The Avs got on the board early in the first, a sign of things to come, when Nathan MacKinnon broke the silence with a laser of a shot from the right dot. Using speed to burn through the neutral zone, MacKinnon flew around Blackhawks defender Johnny Oduya before ripping a shot past Crawford’s glove and into the net.
The lead was short-lived however, as Chicago forward Brandon Saad tied the contest nearly 30 seconds later with a shot through traffic at the far side of the Avalanche net that beat goalie Calvin Pickard.
The frenetic back and forth pace continued moments later when Johnson hammered his shot from the same circle as MacKinnon, nearly 1:20 after Saad’s tally.
Patrick Kane equalized the contest later in the frame, tipping a Duncan Keith shot at the back door of the Avalanche’s house for the tie once more.
Starting the middle stanza tied at two goals apiece, the Chicago power play would be the game changer on the night. Brent Seabrook scored on a slap shot in the second period and Patrick Sharp followed suit with a low shot from atop the crease in the third.
Kane added an empty netter for good measure with six seconds remaining in the contest. Colorado was unable to convert on three separate man-advantage chances, including a brief 5-on-3.
“Their power play was better than ours tonight. They were just able to find more than we did tonight,” said Duchene. “Picks played great. We didn’t play a bad hockey game. I think we played pretty hard. They’re a high-octane team. They get two power-play goals and an empty netter. At even strength, we’re even with them.”
“That was the difference. The one they took the lead with in the second was just a great shot. The one in the third was just an absolute fluke, just a really unlucky goal,” said Johnson. “We’ve gotten the job done all year on the P.K., and we’ll rebound and go over film.
“We’re a tough group to pre-scout because we always change. Our game plan is never the same going into any game.

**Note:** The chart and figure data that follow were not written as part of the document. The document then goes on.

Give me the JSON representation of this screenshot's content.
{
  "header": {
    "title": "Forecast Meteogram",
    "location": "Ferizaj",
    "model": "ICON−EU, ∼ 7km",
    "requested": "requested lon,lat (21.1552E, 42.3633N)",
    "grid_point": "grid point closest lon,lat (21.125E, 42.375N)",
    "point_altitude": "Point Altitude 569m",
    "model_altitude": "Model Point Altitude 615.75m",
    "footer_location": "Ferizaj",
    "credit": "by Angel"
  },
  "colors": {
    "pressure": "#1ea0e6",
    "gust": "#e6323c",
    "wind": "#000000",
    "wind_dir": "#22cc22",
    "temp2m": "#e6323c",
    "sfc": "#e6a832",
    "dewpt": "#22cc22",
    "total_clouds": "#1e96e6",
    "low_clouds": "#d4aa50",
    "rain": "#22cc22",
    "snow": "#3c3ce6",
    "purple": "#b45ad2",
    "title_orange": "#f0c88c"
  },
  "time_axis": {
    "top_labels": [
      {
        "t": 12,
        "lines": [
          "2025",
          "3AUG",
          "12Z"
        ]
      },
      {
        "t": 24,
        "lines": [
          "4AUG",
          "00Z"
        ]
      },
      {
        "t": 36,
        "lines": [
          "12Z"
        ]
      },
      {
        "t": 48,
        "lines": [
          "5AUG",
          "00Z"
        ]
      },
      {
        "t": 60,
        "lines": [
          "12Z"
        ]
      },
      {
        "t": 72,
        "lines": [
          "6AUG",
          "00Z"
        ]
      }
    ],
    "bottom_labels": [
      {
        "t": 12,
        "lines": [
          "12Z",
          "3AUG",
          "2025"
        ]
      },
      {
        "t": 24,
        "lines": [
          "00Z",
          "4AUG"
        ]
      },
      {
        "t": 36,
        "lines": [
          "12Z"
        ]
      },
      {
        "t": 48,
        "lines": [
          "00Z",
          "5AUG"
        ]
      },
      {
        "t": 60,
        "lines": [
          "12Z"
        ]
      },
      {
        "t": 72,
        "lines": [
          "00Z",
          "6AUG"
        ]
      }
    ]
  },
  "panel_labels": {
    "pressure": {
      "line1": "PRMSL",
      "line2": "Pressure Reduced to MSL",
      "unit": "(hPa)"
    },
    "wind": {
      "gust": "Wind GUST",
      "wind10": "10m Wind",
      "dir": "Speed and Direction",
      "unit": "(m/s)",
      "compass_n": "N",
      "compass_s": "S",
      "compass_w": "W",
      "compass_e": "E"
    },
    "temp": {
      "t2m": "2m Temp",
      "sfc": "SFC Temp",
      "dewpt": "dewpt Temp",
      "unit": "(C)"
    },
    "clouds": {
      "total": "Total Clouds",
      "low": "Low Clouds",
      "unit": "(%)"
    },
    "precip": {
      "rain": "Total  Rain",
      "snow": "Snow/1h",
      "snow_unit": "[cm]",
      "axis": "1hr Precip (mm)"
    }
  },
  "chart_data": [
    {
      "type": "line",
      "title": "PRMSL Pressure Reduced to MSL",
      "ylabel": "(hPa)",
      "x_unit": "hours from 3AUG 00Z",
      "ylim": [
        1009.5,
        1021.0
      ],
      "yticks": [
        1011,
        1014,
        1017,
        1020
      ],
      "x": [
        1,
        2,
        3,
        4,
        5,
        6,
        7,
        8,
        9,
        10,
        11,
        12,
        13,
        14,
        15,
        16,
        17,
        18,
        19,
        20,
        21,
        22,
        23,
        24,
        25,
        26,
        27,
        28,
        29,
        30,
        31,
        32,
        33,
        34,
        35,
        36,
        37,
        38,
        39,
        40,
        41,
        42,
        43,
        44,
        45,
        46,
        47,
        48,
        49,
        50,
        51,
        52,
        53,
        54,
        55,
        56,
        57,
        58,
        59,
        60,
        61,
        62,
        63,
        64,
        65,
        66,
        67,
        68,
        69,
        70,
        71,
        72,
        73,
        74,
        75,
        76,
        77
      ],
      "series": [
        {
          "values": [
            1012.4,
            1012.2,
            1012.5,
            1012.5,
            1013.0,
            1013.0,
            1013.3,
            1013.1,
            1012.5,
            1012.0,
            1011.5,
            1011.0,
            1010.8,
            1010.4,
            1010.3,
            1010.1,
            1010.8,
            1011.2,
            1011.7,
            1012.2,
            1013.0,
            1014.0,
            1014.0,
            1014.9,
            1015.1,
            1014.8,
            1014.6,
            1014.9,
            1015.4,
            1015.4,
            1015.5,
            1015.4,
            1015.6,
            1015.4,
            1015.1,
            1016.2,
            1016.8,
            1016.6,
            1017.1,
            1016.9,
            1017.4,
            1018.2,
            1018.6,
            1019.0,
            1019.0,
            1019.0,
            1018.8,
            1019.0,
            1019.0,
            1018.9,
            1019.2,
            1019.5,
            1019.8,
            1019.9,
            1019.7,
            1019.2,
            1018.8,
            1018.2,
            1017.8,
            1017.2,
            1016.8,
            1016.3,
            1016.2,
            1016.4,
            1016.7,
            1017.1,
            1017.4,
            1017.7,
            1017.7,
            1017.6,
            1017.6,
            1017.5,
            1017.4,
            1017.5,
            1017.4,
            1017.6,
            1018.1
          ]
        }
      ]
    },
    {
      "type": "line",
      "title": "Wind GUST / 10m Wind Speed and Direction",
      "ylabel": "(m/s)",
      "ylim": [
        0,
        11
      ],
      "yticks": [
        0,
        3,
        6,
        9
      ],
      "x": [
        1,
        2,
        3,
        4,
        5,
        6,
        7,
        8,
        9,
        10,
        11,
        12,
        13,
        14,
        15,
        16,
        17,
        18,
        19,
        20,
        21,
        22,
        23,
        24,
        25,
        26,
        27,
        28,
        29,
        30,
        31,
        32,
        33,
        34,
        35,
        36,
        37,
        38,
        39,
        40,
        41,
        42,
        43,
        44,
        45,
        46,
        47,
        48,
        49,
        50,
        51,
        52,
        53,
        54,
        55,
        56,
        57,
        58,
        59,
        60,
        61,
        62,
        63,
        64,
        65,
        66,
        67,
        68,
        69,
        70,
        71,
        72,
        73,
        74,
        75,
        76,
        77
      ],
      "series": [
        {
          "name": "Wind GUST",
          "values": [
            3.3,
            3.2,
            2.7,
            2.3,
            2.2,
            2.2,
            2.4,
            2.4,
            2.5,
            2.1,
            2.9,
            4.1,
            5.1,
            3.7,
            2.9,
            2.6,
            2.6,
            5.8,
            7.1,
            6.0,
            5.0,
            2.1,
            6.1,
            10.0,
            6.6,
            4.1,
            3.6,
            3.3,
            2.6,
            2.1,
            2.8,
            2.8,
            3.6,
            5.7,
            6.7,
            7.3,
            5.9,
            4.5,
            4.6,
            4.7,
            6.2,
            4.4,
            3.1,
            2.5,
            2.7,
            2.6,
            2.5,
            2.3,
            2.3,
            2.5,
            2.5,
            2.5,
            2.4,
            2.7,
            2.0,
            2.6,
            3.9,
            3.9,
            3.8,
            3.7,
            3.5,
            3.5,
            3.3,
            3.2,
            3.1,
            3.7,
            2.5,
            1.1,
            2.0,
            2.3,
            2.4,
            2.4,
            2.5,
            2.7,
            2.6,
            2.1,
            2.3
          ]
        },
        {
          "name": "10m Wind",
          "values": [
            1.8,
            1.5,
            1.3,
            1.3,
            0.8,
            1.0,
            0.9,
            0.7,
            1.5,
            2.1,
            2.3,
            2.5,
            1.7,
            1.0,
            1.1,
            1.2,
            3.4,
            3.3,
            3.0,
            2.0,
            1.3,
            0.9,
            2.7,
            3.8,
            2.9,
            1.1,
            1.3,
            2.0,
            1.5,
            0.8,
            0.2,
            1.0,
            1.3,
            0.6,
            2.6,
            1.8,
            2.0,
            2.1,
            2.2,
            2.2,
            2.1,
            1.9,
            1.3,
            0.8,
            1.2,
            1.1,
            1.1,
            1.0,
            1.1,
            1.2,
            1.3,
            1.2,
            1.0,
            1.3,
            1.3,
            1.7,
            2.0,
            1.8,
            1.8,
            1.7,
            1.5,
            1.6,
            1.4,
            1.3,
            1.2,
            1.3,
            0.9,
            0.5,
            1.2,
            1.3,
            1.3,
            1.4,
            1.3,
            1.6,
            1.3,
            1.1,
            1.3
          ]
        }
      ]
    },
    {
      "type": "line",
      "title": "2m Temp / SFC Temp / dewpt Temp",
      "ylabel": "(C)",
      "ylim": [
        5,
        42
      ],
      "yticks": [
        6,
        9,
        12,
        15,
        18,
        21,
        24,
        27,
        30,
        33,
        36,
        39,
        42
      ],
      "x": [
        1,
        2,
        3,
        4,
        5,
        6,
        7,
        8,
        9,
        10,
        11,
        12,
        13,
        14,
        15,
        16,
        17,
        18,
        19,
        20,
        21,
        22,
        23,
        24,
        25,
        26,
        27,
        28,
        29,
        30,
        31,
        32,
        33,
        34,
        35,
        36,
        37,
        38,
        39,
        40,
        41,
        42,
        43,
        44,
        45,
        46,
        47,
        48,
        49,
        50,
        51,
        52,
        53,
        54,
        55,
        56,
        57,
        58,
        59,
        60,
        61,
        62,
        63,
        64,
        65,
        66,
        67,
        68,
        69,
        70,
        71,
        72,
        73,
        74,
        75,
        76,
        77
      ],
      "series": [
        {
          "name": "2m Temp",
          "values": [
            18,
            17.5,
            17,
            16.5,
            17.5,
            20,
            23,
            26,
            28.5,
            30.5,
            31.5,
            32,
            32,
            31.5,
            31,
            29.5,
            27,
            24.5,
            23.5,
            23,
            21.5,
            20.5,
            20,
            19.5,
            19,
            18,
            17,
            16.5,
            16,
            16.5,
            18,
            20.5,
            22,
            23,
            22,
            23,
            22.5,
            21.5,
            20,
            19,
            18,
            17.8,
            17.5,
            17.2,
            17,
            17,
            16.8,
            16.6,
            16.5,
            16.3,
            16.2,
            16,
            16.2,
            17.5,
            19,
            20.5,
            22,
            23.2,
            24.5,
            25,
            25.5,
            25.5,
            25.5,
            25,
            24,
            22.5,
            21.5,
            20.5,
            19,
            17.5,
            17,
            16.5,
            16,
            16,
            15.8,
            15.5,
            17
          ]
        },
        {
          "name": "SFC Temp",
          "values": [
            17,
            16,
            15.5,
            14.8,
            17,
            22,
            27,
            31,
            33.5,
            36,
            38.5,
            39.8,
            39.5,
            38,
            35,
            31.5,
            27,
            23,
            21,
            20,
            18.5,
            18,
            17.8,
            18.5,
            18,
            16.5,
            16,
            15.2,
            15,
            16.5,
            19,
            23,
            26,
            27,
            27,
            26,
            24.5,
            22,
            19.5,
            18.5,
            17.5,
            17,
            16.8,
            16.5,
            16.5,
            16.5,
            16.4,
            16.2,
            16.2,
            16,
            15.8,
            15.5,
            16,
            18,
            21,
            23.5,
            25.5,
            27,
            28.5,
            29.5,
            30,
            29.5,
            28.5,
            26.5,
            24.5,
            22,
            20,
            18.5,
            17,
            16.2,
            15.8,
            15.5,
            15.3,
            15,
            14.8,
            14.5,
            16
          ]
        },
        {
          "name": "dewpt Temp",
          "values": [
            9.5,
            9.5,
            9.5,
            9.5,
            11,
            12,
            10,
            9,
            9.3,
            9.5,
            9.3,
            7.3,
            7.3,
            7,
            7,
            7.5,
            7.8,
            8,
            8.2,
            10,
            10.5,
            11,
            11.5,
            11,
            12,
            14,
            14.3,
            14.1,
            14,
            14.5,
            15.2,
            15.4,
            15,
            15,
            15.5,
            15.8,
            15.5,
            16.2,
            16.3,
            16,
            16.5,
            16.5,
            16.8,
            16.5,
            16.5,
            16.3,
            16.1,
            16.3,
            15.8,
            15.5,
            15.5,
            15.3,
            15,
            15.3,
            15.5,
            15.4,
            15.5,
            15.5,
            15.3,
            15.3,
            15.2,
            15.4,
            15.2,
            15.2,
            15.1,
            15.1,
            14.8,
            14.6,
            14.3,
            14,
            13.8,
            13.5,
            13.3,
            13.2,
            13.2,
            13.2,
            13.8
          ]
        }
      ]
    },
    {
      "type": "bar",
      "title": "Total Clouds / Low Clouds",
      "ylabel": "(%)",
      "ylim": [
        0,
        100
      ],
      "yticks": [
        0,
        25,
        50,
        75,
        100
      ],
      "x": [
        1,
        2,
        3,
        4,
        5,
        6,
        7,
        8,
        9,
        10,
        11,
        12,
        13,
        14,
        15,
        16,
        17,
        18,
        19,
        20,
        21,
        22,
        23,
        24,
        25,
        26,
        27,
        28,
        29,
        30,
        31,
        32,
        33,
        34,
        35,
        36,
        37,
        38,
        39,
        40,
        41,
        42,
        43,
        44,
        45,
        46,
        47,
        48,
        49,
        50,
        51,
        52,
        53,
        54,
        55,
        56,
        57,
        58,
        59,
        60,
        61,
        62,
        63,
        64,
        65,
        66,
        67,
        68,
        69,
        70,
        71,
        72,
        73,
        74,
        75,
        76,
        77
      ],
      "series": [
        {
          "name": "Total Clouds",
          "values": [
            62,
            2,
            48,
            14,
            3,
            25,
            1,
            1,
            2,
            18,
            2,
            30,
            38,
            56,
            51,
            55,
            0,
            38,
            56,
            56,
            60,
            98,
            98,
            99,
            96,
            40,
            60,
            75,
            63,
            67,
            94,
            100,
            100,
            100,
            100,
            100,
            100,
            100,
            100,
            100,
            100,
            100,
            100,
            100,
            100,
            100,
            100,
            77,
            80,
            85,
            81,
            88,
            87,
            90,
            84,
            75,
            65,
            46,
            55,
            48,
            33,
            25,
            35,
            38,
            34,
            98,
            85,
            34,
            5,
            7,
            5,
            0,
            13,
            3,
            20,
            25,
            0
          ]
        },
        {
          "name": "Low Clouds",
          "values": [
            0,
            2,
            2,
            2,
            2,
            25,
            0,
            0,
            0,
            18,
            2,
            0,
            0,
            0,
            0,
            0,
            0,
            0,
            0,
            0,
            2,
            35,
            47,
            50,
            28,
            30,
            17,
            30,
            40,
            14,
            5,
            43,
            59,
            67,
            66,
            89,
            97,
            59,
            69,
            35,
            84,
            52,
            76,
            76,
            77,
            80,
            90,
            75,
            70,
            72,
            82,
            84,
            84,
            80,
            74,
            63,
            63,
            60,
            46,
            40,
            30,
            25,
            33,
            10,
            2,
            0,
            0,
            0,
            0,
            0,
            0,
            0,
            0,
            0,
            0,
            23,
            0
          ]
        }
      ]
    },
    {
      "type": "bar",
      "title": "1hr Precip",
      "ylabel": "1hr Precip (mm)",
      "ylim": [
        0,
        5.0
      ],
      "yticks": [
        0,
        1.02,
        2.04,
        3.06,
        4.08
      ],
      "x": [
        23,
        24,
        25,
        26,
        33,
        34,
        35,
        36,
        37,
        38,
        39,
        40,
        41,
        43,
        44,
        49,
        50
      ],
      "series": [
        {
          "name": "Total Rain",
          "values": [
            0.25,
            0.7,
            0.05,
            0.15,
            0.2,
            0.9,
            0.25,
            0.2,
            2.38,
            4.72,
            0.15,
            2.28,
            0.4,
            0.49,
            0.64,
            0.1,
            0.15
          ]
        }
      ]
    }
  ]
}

We’re always adapting and evolving and we’ll do the same thing going into next game.”
The match wasn’t over for the Avalanche until the final buzzer, despite trailing to start the final frame.
“We know they’re going to come out hard with a lead like that, but we have confidence in here that we’re able to win those games and come back,” said Duchene. “The fourth one obviously deflated us a little bit, but we kept pushing. If we got a quick one back, you never know what could have happened.
“We’ve got to keep our confidence and move on to tomorrow, and move on to St. Louis.”
The Avs have practice on Sunday before flying to St. Louis for Monday’s match against the Blues.
Neutral Zone Play
There have been many factors attributed to Colorado’s resurgence this season, but the most discussed one as of late has been the play in the middle area of the ice, between the blue lines. Cruising through the neutral zone with speed has allowed the Avalanche to create space and find shooting lanes.
“We’re moving the puck well. Our ‘D’ are doing a great job, and our forwards are getting open,” said Duchene. “It’s been a key to our success lately.”
The tactic—which was successful during last season’s Central Division-winning run—worked again against Chicago.
“I’m sure it was fun to watch as a fan. As players, it’s fun when the game’s going that fast and you can make plays. As clean as we were coming out of our zone, we were entering it just as clean in their zone,” said Johnson. “When we’re clean in our exits and clean coming through the neutral zone, we’re a very fast team. We’re a difficult team to handle off the rush.
“It’s fun to play like that. I think we’d like to minimize the chances that we gave up, but when we play like that on the attack it’s a tough group to handle.”
Said Duchene: “We would have liked to get more shots than we did, but I think there was a lot of good things in our game tonight.”